Ground-breaking $5 billion longevity insurance agreement

by Jamie Henry04 Mar 2015
Sun Life Financial and BCE Inc. have announced a new agreement that further advances BCE's pension de-risking strategy by transferring longevity risk for $5 billion of pension plan liability to Sun Life Assurance Company of Canada (Sun Life).

Under this new longevity insurance agreement, the first of its kind in North America, the Bell Canada Pension Plan will pay monthly premiums to Sun Life and in exchange Sun Life will make monthly pension payments into the plan for the lifetime of existing pensioners. BCE maintains full responsibility for the Bell pension plan and related payments to pensioners. Canada's largest communications company, BCE currently provides both defined benefit and defined contribution pension plans.

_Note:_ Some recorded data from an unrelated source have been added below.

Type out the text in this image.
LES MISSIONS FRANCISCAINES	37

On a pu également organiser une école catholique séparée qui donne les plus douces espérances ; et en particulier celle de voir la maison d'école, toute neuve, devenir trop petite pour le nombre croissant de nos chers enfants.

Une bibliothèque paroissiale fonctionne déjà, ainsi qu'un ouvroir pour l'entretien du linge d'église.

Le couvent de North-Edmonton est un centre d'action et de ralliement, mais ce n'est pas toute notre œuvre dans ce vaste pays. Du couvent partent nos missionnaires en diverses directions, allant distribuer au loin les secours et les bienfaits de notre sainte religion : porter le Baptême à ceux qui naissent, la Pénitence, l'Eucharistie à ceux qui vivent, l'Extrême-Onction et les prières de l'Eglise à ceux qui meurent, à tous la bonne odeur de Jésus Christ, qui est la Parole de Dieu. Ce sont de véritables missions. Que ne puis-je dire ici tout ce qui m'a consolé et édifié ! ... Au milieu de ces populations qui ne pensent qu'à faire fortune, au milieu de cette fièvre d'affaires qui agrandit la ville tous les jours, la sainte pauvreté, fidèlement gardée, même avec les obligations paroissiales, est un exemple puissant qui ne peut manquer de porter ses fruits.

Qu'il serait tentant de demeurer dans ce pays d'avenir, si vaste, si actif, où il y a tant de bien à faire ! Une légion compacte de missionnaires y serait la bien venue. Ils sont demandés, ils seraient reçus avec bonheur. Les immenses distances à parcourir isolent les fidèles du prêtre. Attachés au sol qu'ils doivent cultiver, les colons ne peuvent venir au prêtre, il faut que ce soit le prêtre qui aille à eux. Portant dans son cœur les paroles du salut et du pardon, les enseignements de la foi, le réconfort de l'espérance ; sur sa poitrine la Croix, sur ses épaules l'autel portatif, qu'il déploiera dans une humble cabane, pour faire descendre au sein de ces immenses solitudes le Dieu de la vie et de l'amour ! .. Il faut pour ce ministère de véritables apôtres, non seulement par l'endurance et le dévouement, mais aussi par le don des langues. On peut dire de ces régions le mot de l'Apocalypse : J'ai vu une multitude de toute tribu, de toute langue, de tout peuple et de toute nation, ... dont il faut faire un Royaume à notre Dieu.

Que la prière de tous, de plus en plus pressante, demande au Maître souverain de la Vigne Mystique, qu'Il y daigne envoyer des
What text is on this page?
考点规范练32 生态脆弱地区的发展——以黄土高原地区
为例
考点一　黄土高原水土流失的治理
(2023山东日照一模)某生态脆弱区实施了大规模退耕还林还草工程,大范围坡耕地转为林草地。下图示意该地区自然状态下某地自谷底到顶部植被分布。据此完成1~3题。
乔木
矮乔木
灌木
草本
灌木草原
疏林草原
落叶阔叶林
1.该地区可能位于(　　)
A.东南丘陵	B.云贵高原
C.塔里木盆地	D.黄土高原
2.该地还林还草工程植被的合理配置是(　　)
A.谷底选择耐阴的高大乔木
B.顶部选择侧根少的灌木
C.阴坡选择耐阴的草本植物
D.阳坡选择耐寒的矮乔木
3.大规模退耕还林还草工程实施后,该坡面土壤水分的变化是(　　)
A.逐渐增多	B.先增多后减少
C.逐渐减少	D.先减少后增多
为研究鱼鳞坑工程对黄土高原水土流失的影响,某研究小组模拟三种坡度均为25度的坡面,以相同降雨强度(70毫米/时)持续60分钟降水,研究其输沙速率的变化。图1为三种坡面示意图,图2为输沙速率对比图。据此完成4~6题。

"Our agreement with Sun Life is another prudent step that BCE is taking to provide greater protection and improved security for Bell Canada pensioners," said Siim Vanaselja, Chief Financial Officer for BCE and Bell Canada. "This agreement is an innovative way to de-risk pension obligations by taking proactive measures to guard against longevity risk without the requirement for additional cash contributions."

"Sun Life is thrilled to have been chosen by Bell to provide this important solution for their defined benefit pension plan," said Kevin Dougherty, President, Sun Life Financial Canada. "With our expertise in assessing and managing the financial risks that can impact defined benefit plans, Sun Life is perfectly positioned to help BCE and other Canadian companies take longevity risk off the table so they can focus even more on their core businesses."

Sun Life will reinsure a portion of the longevity risk to RGA Canada and SCOR Global Life.